WATER JUGS AND STANDS. Throughout the Egyptian countryside one often sees water jugs in front of houses, supported either by stands of solid stonework or by wooden tripods. These jugs are filled with water, then carefully plugged so that the contents are protected from insects and dust. The water, which seeps through the porous bottom of the vase, runs into a small receptacle placed on the ground below. This simple and ingenious system serves to assure a supply of fresh water throughout the day. Frequently there is a ladle or a tin mug attached to the edge of the jug for dipping up the water directly. In Arabic this combination of water jug and stand is called zir, a term that originally designated a large pitcher with or without two handles, and that was very narrow at the top.
The zir represents a very ancient tradition dating from pharaonic times, when each house had a space especially constructed for it.
During the Coptic era, it became the custom to erect stands in stone, which were supported by quadrangular legs, for removable jugs.

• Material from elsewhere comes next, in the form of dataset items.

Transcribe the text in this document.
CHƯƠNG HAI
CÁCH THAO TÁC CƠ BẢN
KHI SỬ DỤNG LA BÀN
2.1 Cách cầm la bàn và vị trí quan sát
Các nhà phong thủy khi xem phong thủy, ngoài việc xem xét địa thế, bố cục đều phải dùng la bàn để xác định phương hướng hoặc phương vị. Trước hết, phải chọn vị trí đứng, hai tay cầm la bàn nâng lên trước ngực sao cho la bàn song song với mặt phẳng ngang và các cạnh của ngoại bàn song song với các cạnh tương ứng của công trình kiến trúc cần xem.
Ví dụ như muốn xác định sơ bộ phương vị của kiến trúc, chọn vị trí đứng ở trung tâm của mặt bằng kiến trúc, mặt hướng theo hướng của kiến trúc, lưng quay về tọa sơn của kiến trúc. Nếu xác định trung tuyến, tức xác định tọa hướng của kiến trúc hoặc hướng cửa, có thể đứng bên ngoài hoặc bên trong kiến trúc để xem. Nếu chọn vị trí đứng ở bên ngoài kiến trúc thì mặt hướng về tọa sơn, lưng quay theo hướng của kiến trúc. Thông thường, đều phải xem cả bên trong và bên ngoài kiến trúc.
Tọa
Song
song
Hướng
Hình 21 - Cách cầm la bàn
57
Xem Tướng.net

There were also some examples in terra-cotta. The top of the stand was hollowed out with circular cavities arranged so as to hold the
vases. These were connected by perforations through which the water ran into a human mask or lion's head sculpted upon the anterior side and serving as an outlet for it. The libation tables from the Greek and Roman eras, themselves derived from the ancient pharaonic sacrificial tables, no doubt foreshadowed the form of the Coptic stands. Like their prototypes, the latter were often decorated by bas-relief sculptures of animals, curling vines, interlacing ribbons, crosses, or inscriptions. The sculpted lion heads, no matter how stylized, trace their origins to the gargoyles of the temples from the late dynastic period. As a symbol of both fertility and resurrection, the lion was related to the Nile flood; as protector of the gods, the lion, in the form of rainstorms and tempests, could destroy the enemy.